What this book covers
Chapter 1, Optimal Python Development Life Cycle, helps you to understand the lifecycle of a typical Python project and its phases, with a discussion of best practices for writing Python code.
Chapter 2, Using Modularization to Handle Complex Projects, focuses on understanding the concepts of modules and packages in Python.
Chapter 3, Advanced Object-Oriented Python Programming, discusses how the advanced concepts of object-oriented programming can be implemented using Python.
Chapter 4, Python Libraries for Advanced Programming, explores advanced concepts such as iterators, generators, error and exception handling, file handling, and logging in Python.
Chapter 5, Testing and Automation with Python, introduces not only different types of test automation such as unit testing, integration testing, and system testing but also discusses how to implement unit tests using popular test frameworks.

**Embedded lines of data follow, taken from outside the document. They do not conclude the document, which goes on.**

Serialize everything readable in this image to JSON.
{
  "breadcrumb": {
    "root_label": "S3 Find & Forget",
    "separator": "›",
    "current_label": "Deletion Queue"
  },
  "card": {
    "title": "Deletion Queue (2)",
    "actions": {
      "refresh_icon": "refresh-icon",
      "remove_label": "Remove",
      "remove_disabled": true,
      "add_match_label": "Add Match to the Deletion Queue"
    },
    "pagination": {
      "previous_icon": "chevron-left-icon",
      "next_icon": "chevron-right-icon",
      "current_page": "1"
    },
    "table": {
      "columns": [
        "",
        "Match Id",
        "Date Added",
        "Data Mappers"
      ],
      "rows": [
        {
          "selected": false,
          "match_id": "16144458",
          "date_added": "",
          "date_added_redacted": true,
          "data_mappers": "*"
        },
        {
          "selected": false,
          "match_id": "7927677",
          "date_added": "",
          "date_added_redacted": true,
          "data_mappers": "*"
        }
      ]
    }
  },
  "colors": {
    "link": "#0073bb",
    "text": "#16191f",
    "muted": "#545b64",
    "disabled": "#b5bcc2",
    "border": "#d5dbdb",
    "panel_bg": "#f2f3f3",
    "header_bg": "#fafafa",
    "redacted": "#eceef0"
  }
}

Chapter 6, Advanced Tips and Tricks in Python, discusses advanced features of Python for data transformation, building decorators, and also how to use data structures including pandas DataFrames for analytics applications.

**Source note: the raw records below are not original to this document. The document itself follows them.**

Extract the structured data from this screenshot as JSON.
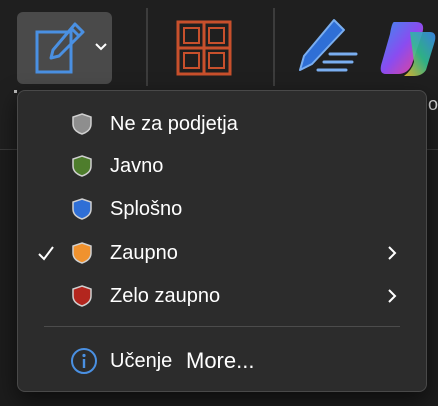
{
  "ribbon": {
    "sensitivity_button_icon": "document-pencil-icon",
    "grid_icon": "grid-icon",
    "pen_icon": "pen-icon",
    "copilot_icon": "copilot-icon",
    "tail_text": "o"
  },
  "menu": {
    "items": [
      {
        "label": "Ne za podjetja",
        "shield_color": "#8e8e8e",
        "checked": false,
        "has_submenu": false
      },
      {
        "label": "Javno",
        "shield_color": "#4e7d2c",
        "checked": false,
        "has_submenu": false
      },
      {
        "label": "Splošno",
        "shield_color": "#2f6fd6",
        "checked": false,
        "has_submenu": false
      },
      {
        "label": "Zaupno",
        "shield_color": "#f0922e",
        "checked": true,
        "has_submenu": true
      },
      {
        "label": "Zelo zaupno",
        "shield_color": "#b3261e",
        "checked": false,
        "has_submenu": true
      }
    ],
    "learn": {
      "label1": "Učenje",
      "label2": "More..."
    }
  },
  "colors": {
    "menu_bg": "#2c2c2c",
    "accent_blue": "#4a90e2",
    "grid_orange": "#c8502c"
  }
}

Chapter 7, Multiprocessing, Multithreading, and Asynchronous Programming, helps you to learn about different options for building multi-threaded or multi-processed applications using built-in libraries in Python.
Chapter 8, Scaling Out Python using Clusters, explores how to work with Apache Spark and how we can write Python applications for large data processing applications that can be executed using an Apache Spark cluster.
Chapter 9, Python Programming for the Cloud, discusses how to develop and deploy applications to a cloud platform and how to use Apache Beam in general and for Google Cloud Platform in particular.
Chapter 10, Using Python for Web Development and REST API, focuses on using the Flask framework to develop web applications, interact with databases, and build REST API or web services.
Chapter 11, Using Python for Microservices Development, introduces microservices and how to use the Django framework to build a sample microservice and integrate it with a Flask-based microservice.
Chapter 12, Building Serverless Functions using Python, addresses the role of serverless functions in cloud computing and how to build them using Python.
Chapter 13, Python and Machine Learning, helps you to understand how to use Python to build, train, and evaluate machine learning models and how to deploy them in the cloud.
Chapter 14, Using Python for Network Automation, discusses the use of Python libraries in fetching data from a network device and network management systems (NMSes) and for pushing configurational data to devices or NMSes.